Re: Expected deduplication doesn't take place



Hi Igor,
When you compress files, a single different byte changes the whole content of the compressed file. That's why the deduplication it's not working, because all the blocks of all the compressed files you ever uploaded to tarsnap are different to each other.
If you have to upload your files compressed, try gzip --rsyncable, it makes your compressed files work better with rsync and also with tarsnap.
Hope it helps.
--
Mauro Ciancio

On Tue, Jan 19, 2016 at 6:12 AM, Igor Ostapenko <igor.ostapenko@gmail.com> wrote:
Hi,



Could you please give me a clue what's wrong in the following situation.



I have a directory with static content. Subsequent tarsnapping looks to

be without deduplication, like content was changed (but it's not).

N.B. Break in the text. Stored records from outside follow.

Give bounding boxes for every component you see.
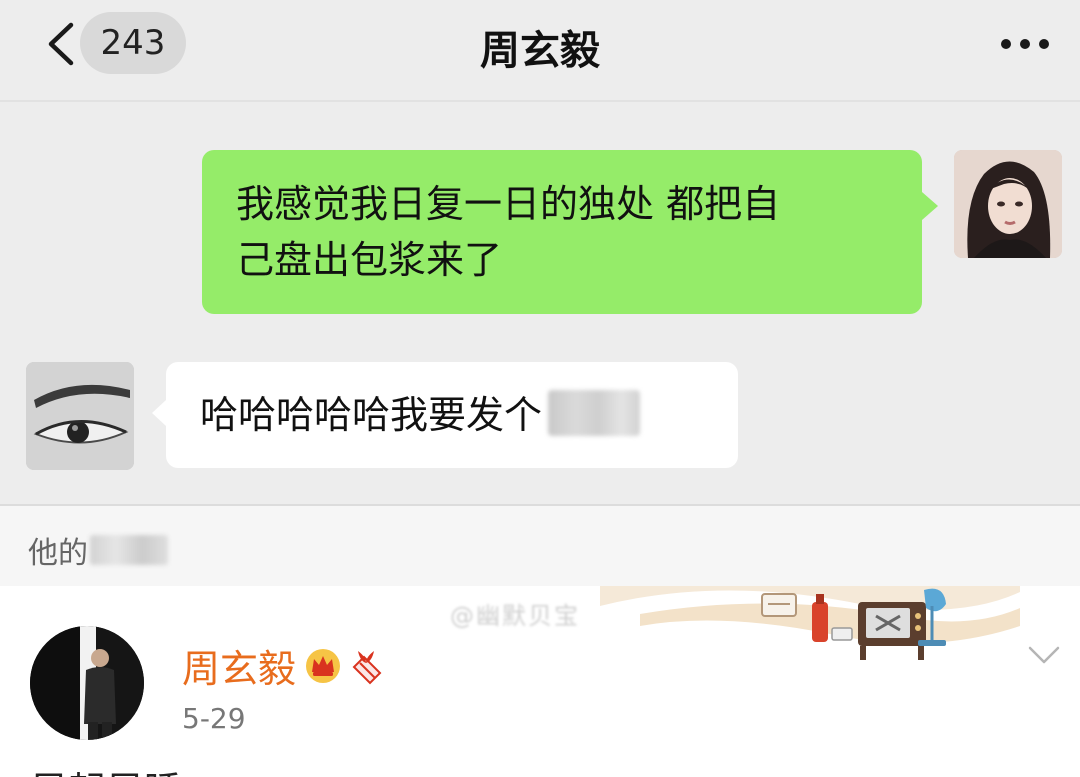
more-dots-icon [1001, 39, 1049, 49]
watermark: @幽默贝宝 [450, 602, 580, 630]
message-bubble-sent[interactable]: 我感觉我日复一日的独处 都把自 己盘出包浆来了 [202, 150, 938, 314]
post-author-avatar[interactable] [30, 626, 144, 740]
chevron-down-icon[interactable] [1026, 640, 1062, 668]
caption: 他的 [28, 528, 168, 572]
blurred-content [548, 390, 641, 436]
chevron-left-icon [48, 22, 74, 66]
avatar-photo-eye [26, 362, 134, 470]
post-date: 5-29 [182, 702, 246, 735]
crown-badge-icon [306, 648, 341, 683]
chat-title: 周玄毅 [480, 28, 600, 74]
message-bubble-received[interactable]: 哈哈哈哈哈我要发个 [152, 362, 738, 468]
blurred-caption [90, 535, 168, 565]
unread-count-badge[interactable]: 243 [80, 12, 186, 74]
caption-text: 他的 [28, 536, 88, 571]
post-author-name[interactable]: 周玄毅 [182, 638, 296, 693]
gift-badge-icon [352, 650, 382, 684]
message-text-line: 我感觉我日复一日的独处 都把自 [236, 182, 781, 226]
more-button[interactable] [990, 22, 1060, 66]
avatar-photo-woman [954, 150, 1062, 258]
screenshot: 243 周玄毅 我感觉我日复一日的独处 都把自 己盘出包浆来了 哈哈哈哈哈我要发… [0, 0, 1080, 777]
post-author-row[interactable]: 周玄毅 [182, 638, 384, 693]
message-text-line: 己盘出包浆来了 [236, 238, 503, 282]
my-avatar[interactable] [954, 150, 1062, 258]
post-body-text: 早起早睡 [30, 760, 182, 777]
weibo-post-card[interactable]: @幽默贝宝 [0, 586, 1080, 777]
contact-avatar[interactable] [26, 362, 134, 470]
chat-header: 243 周玄毅 [0, 0, 1080, 100]
header-divider [0, 100, 1080, 102]
avatar-photo-man [30, 626, 144, 740]
header-decoration-illustration [600, 586, 1020, 660]
message-text: 哈哈哈哈哈我要发个 [200, 393, 543, 437]
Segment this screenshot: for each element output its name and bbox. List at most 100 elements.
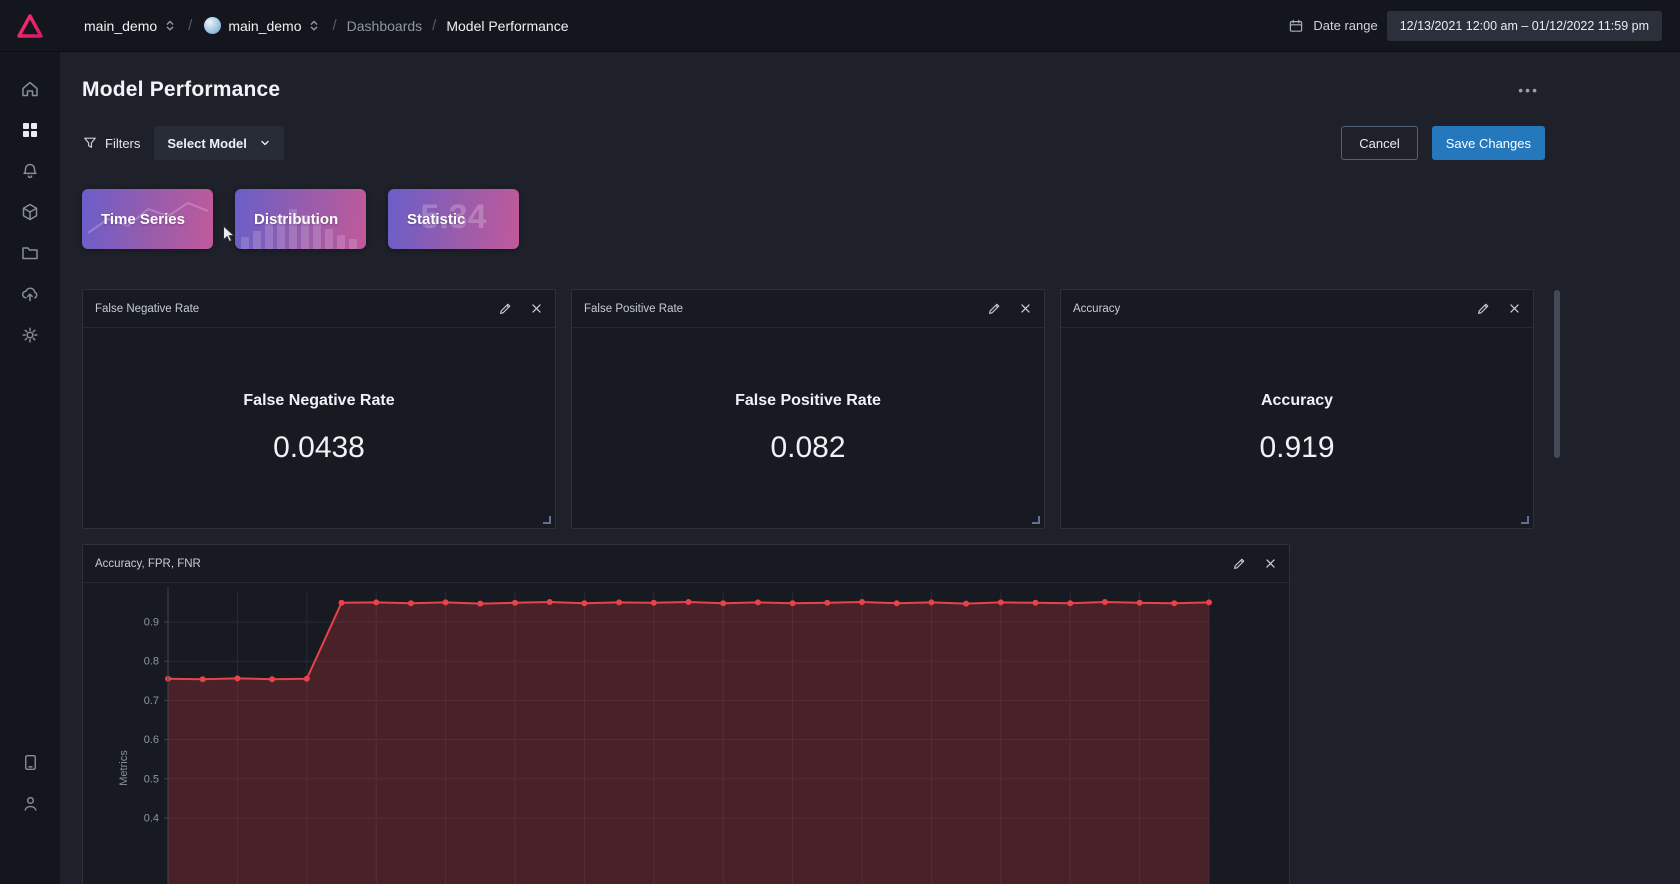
calendar-icon	[1290, 19, 1303, 32]
vertical-scrollbar-thumb[interactable]	[1554, 290, 1560, 458]
pencil-icon	[1234, 558, 1245, 569]
bell-icon	[23, 163, 37, 178]
date-range-group: Date range 12/13/2021 12:00 am – 01/12/2…	[1288, 10, 1662, 41]
svg-text:0.4: 0.4	[144, 813, 159, 825]
date-range-label: Date range	[1313, 18, 1378, 33]
sidebar	[0, 52, 60, 884]
card-actions	[1476, 301, 1521, 316]
add-distribution-widget-button[interactable]: Distribution	[235, 189, 366, 249]
edit-widget-button[interactable]	[1232, 556, 1247, 571]
edit-widget-button[interactable]	[498, 301, 513, 316]
chart-body: 0.9 0.8 0.7 0.6 0.5 0.4 Metrics	[83, 583, 1289, 884]
sidebar-item-models[interactable]	[0, 191, 60, 232]
space-name: main_demo	[228, 17, 302, 34]
filters-row: Filters Select Model Cancel Save Changes	[82, 126, 1545, 160]
card-header: Accuracy, FPR, FNR	[83, 545, 1289, 583]
date-range-button[interactable]: 12/13/2021 12:00 am – 01/12/2022 11:59 p…	[1386, 10, 1662, 41]
breadcrumb-current: Model Performance	[446, 17, 569, 34]
widget-gallery: Time Series Distribution 5.34 Statistic	[82, 189, 1680, 249]
page-title: Model Performance	[82, 78, 281, 101]
stat-value: 0.919	[1259, 430, 1335, 464]
breadcrumb-separator: /	[332, 17, 337, 34]
topbar: main_demo / main_demo / Dashboards / Mod…	[0, 0, 1680, 52]
model-select-dropdown[interactable]: Select Model	[154, 126, 284, 160]
space-avatar	[204, 17, 222, 34]
edit-widget-button[interactable]	[1476, 301, 1491, 316]
sidebar-item-alerts[interactable]	[0, 150, 60, 191]
card-header-title: False Negative Rate	[95, 302, 200, 315]
card-actions	[987, 301, 1032, 316]
pencil-icon	[500, 303, 511, 314]
cancel-button[interactable]: Cancel	[1341, 126, 1418, 160]
pencil-icon	[1478, 303, 1489, 314]
card-header-title: False Positive Rate	[584, 302, 684, 315]
stat-title: False Negative Rate	[243, 391, 395, 409]
card-header-title: Accuracy	[1073, 302, 1121, 315]
svg-text:0.5: 0.5	[144, 773, 159, 785]
sidebar-item-projects[interactable]	[0, 232, 60, 273]
tablet-docs-icon	[24, 754, 36, 771]
resize-handle[interactable]	[1521, 516, 1529, 524]
breadcrumb-separator: /	[432, 17, 437, 34]
stat-card-false-negative-rate: False Negative Rate False Negative Rate …	[82, 289, 556, 529]
stat-cards-row: False Negative Rate False Negative Rate …	[82, 289, 1680, 529]
close-icon	[532, 304, 541, 313]
breadcrumb: main_demo / main_demo / Dashboards / Mod…	[82, 13, 569, 38]
filter-funnel-icon	[84, 137, 96, 148]
chart-card-accuracy-fpr-fnr: Accuracy, FPR, FNR 0.9 0.8 0.7 0.6 0.5 0.4 Met…	[82, 544, 1290, 884]
sidebar-item-home[interactable]	[0, 68, 60, 109]
breadcrumb-separator: /	[188, 17, 193, 34]
arize-logo-icon	[17, 13, 43, 38]
main-content: Model Performance ••• Filters Select Mod…	[60, 52, 1680, 884]
edit-widget-button[interactable]	[987, 301, 1002, 316]
sidebar-item-deploy[interactable]	[0, 273, 60, 314]
stat-title: Accuracy	[1260, 391, 1334, 409]
svg-text:0.8: 0.8	[144, 656, 159, 668]
card-actions	[498, 301, 543, 316]
sidebar-item-settings[interactable]	[0, 314, 60, 355]
dashboards-grid-icon	[23, 122, 37, 137]
org-name: main_demo	[84, 17, 158, 34]
close-icon	[1266, 559, 1275, 568]
space-selector[interactable]: main_demo	[202, 13, 322, 38]
user-icon	[23, 796, 37, 811]
svg-text:0.6: 0.6	[144, 734, 159, 746]
card-header: False Positive Rate	[572, 290, 1044, 328]
stat-body: Accuracy 0.919	[1061, 328, 1533, 528]
add-statistic-widget-button[interactable]: 5.34 Statistic	[388, 189, 519, 249]
resize-handle[interactable]	[1032, 516, 1040, 524]
chevron-down-icon	[261, 140, 269, 146]
widget-label: Statistic	[407, 210, 466, 228]
org-selector[interactable]: main_demo	[82, 14, 178, 38]
remove-widget-button[interactable]	[1508, 302, 1521, 315]
sidebar-item-account[interactable]	[0, 783, 60, 824]
title-row: Model Performance •••	[82, 78, 1545, 102]
model-select-value: Select Model	[167, 135, 247, 151]
chevron-updown-icon	[166, 20, 174, 31]
svg-text:0.7: 0.7	[144, 695, 159, 707]
arize-logo[interactable]	[0, 0, 60, 52]
resize-handle[interactable]	[543, 516, 551, 524]
stat-body: False Positive Rate 0.082	[572, 328, 1044, 528]
breadcrumb-dashboards[interactable]: Dashboards	[347, 18, 423, 34]
stat-value: 0.082	[770, 430, 846, 464]
remove-widget-button[interactable]	[1019, 302, 1032, 315]
svg-text:0.9: 0.9	[144, 617, 159, 629]
sidebar-item-resources[interactable]	[0, 742, 60, 783]
filters-text: Filters	[105, 135, 141, 151]
cloud-upload-icon	[22, 286, 38, 301]
card-header: Accuracy	[1061, 290, 1533, 328]
widget-label: Distribution	[254, 210, 339, 228]
metrics-line-chart: 0.9 0.8 0.7 0.6 0.5 0.4 Metrics	[118, 587, 1212, 884]
stat-title: False Positive Rate	[735, 391, 881, 409]
save-changes-button[interactable]: Save Changes	[1431, 126, 1545, 160]
remove-widget-button[interactable]	[1264, 557, 1277, 570]
remove-widget-button[interactable]	[530, 302, 543, 315]
sidebar-item-dashboards[interactable]	[0, 109, 60, 150]
ellipsis-menu-button[interactable]: •••	[1512, 78, 1545, 102]
card-header-title: Accuracy, FPR, FNR	[95, 557, 201, 570]
close-icon	[1021, 304, 1030, 313]
add-time-series-widget-button[interactable]: Time Series	[82, 189, 213, 249]
widget-label: Time Series	[101, 210, 185, 228]
pencil-icon	[989, 303, 1000, 314]
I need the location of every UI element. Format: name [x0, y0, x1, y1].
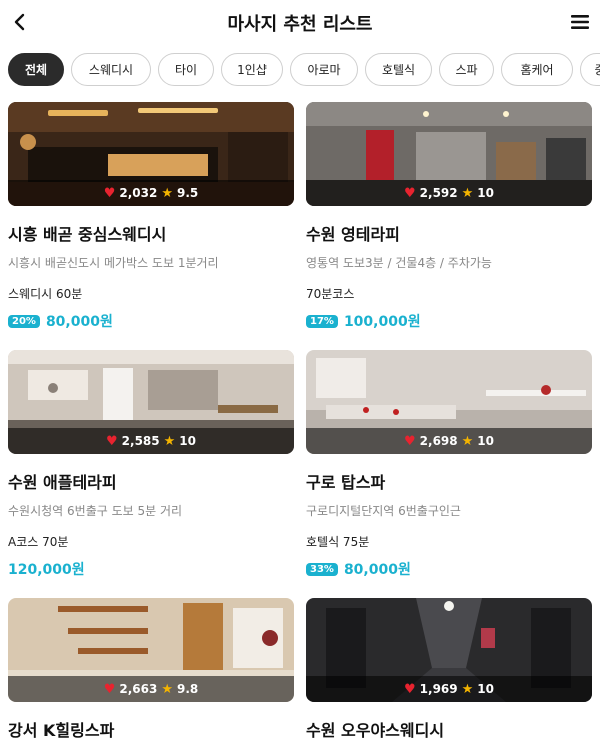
category-chip-thai[interactable]: 타이: [158, 53, 214, 86]
hamburger-menu-icon: [571, 15, 589, 29]
likes-count: 2,698: [419, 434, 458, 448]
price-row: 20% 80,000원: [8, 311, 294, 331]
rating-score: 9.5: [177, 186, 199, 200]
shop-card[interactable]: ♥ 2,592 ★ 10 수원 영테라피 영통역 도보3분 / 건물4층 / 주…: [306, 102, 592, 331]
star-icon: ★: [461, 433, 474, 449]
shop-location: 영통역 도보3분 / 건물4층 / 주차가능: [306, 256, 492, 270]
heart-icon: ♥: [103, 185, 116, 201]
category-chip-aroma[interactable]: 아로마: [290, 53, 358, 86]
shop-card[interactable]: ♥ 1,969 ★ 10 수원 오우야스웨디시: [306, 598, 592, 740]
likes-count: 2,663: [119, 682, 158, 696]
category-chip-private-shop[interactable]: 1인샵: [221, 53, 283, 86]
shop-thumbnail: ♥ 2,585 ★ 10: [8, 350, 294, 454]
price-row: 33% 80,000원: [306, 559, 592, 579]
rating-score: 10: [477, 682, 494, 696]
star-icon: ★: [161, 185, 173, 201]
page-title: 마사지 추천 리스트: [227, 14, 373, 35]
shop-name: 수원 애플테라피: [8, 473, 117, 492]
star-icon: ★: [461, 185, 474, 201]
category-chip-more[interactable]: 중: [580, 53, 600, 86]
heart-icon: ♥: [106, 433, 118, 449]
course-name: 70분코스: [306, 287, 355, 301]
shop-thumbnail: ♥ 2,032 ★ 9.5: [8, 102, 294, 206]
shop-card[interactable]: ♥ 2,032 ★ 9.5 시흥 배곧 중심스웨디시 시흥시 배곧신도시 메가박…: [8, 102, 294, 331]
discount-badge: 17%: [306, 314, 338, 328]
rating-score: 9.8: [177, 682, 199, 696]
price: 80,000원: [45, 314, 113, 330]
category-chip-homecare[interactable]: 홈케어: [501, 53, 573, 86]
discount-badge: 20%: [8, 314, 40, 328]
shop-card[interactable]: ♥ 2,663 ★ 9.8 강서 K힐링스파: [8, 598, 294, 740]
star-icon: ★: [163, 433, 176, 449]
shop-name: 강서 K힐링스파: [8, 721, 115, 740]
shop-name: 시흥 배곧 중심스웨디시: [8, 225, 167, 244]
rating-score: 10: [477, 434, 494, 448]
category-filter-bar: 전체 스웨디시 타이 1인샵 아로마 호텔식 스파 홈케어 중: [8, 53, 600, 86]
rating-bar: ♥ 2,032 ★ 9.5: [8, 180, 294, 206]
rating-bar: ♥ 2,585 ★ 10: [8, 428, 294, 454]
likes-count: 2,585: [121, 434, 160, 448]
likes-count: 2,592: [419, 186, 458, 200]
rating-bar: ♥ 2,592 ★ 10: [306, 180, 592, 206]
shop-name: 수원 오우야스웨디시: [306, 721, 445, 740]
heart-icon: ♥: [404, 433, 416, 449]
shop-thumbnail: ♥ 2,663 ★ 9.8: [8, 598, 294, 702]
shop-name: 수원 영테라피: [306, 225, 400, 244]
category-chip-spa[interactable]: 스파: [439, 53, 494, 86]
shop-location: 시흥시 배곧신도시 메가박스 도보 1분거리: [8, 256, 219, 270]
discount-badge: 33%: [306, 562, 338, 576]
course-name: 호텔식 75분: [306, 535, 370, 549]
likes-count: 2,032: [119, 186, 158, 200]
heart-icon: ♥: [103, 681, 116, 697]
course-name: A코스 70분: [8, 535, 69, 549]
app-header: 마사지 추천 리스트: [0, 0, 600, 44]
menu-button[interactable]: [570, 12, 590, 32]
rating-score: 10: [179, 434, 196, 448]
heart-icon: ♥: [404, 185, 416, 201]
heart-icon: ♥: [404, 681, 416, 697]
category-chip-all[interactable]: 전체: [8, 53, 64, 86]
rating-bar: ♥ 2,698 ★ 10: [306, 428, 592, 454]
rating-score: 10: [477, 186, 494, 200]
price: 80,000원: [343, 562, 411, 578]
rating-bar: ♥ 2,663 ★ 9.8: [8, 676, 294, 702]
shop-thumbnail: ♥ 2,592 ★ 10: [306, 102, 592, 206]
shop-card[interactable]: ♥ 2,698 ★ 10 구로 탑스파 구로디지털단지역 6번출구인근 호텔식 …: [306, 350, 592, 579]
category-chip-hotel[interactable]: 호텔식: [365, 53, 432, 86]
shop-thumbnail: ♥ 1,969 ★ 10: [306, 598, 592, 702]
shop-thumbnail: ♥ 2,698 ★ 10: [306, 350, 592, 454]
shop-location: 수원시청역 6번출구 도보 5분 거리: [8, 504, 183, 518]
star-icon: ★: [161, 681, 173, 697]
likes-count: 1,969: [419, 682, 458, 696]
price: 100,000원: [343, 314, 421, 330]
shop-name: 구로 탑스파: [306, 473, 386, 492]
price-row: 120,000원: [8, 559, 294, 579]
category-chip-swedish[interactable]: 스웨디시: [71, 53, 151, 86]
course-name: 스웨디시 60분: [8, 287, 83, 301]
shop-card[interactable]: ♥ 2,585 ★ 10 수원 애플테라피 수원시청역 6번출구 도보 5분 거…: [8, 350, 294, 579]
rating-bar: ♥ 1,969 ★ 10: [306, 676, 592, 702]
shop-location: 구로디지털단지역 6번출구인근: [306, 504, 461, 518]
price: 120,000원: [8, 562, 85, 578]
star-icon: ★: [461, 681, 474, 697]
price-row: 17% 100,000원: [306, 311, 592, 331]
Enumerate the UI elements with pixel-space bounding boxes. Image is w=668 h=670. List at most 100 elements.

I've

taken one of its files for testing:



$ # The first run

$ tarsnap -cvf .test.daily.20160119104958 .test

a .test

a .test/file.tar.xz

                                       Total size  Compressed size

All archives                               8.3 GB           3.5 GB

  (unique data)                            1.4 GB           622 MB

This archive                                10 MB            10 MB

New data                                    10 MB            10 MB



$ # The second run

$ tarsnap -cvf .test.daily.20160119105034 .test

a .test

a .test/file.tar.xz

                                       Total size  Compressed size

All archives                               8.3 GB           3.5 GB

  (unique data)                            1.4 GB           622 MB

This archive                                10 MB            10 MB

New data                                    10 MB            10 MB



$ ls -nl .test

total 10580

-rw-------  1 501  20  10830836 19 Jan 10:49 file.tar.xz



$ tarsnap --version

tarsnap 1.0.36.1





I have a bunch of *.gpg files in another archive where deduplication

works as expected.



It's a need to keep files in tar.xz. Anyway, conceptually I expected

deduplication in this case.





What do you think?